Selma, Natália, Ana e Idalina não se conhecem. Em comum, a vontade de criar os filhos bem, o medo da violência, da comida faltar na panela, e o tempo às vezes ingrato que demora para andar quando se tem pressa. As quatro nunca se viram, mas se encontram no mesmo gosto diferente que o Réveillon deste ano reservou para elas. Depois de viverem boa parte de suas vidas num barraco de madeira, elas começam 2006 numa casa de concreto. Contempladas por projetos de moradias populares, as quatro famílias não imaginavam tal desfecho para este ano. E definem a passagem: "Foi como ir do inferno para o céu."
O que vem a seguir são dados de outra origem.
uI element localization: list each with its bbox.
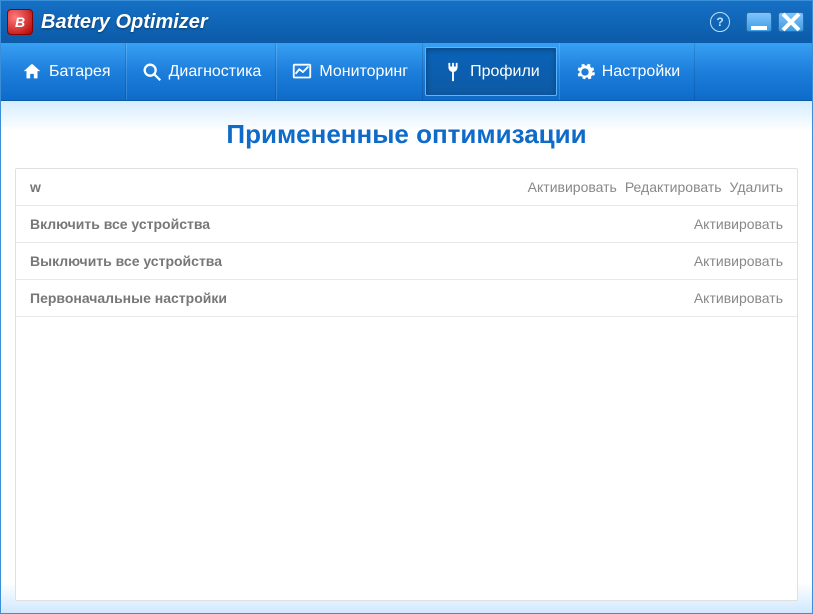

Numa região como a do Grande ABC, com um déficit habitacional que ultrapassa as 100 mil moradias, conseguir um teto seguro é mesmo um "milagre", como ressalta a dona-de-casa Idalina Antônia da Silva Santos, 22 anos. Ela nasceu e cresceu num casebre de madeirite com a mãe e os cinco irmãos no Jardim Oratório, em Mauá. Quando se casou, há seis anos, comprou um barraco por R$ 1 mil no mesmo bairro, mas em condições piores, nas palafitas. Embaixo do piso, corria a água suja de um córrego, e o cheiro insuportável que fazia engasgar as crianças.

"É a primeira vez que moro numa casa de tijolo. Não sabia o que era isso. Quando me mudei, parecia um sonho. Tudo cheiroso, imagina...", conta Idalina. Ela saiu das palafitas – a exemplo de outras 98 famílias – e há três meses mora de aluguel, bancado pela Prefeitura, até que as casas do CDHU (Companhia do Desenvolvimento Habitacional e Urbano) sejam entregues, em 2007. Até lá, vai agradecendo a Deus por sair de onde morava.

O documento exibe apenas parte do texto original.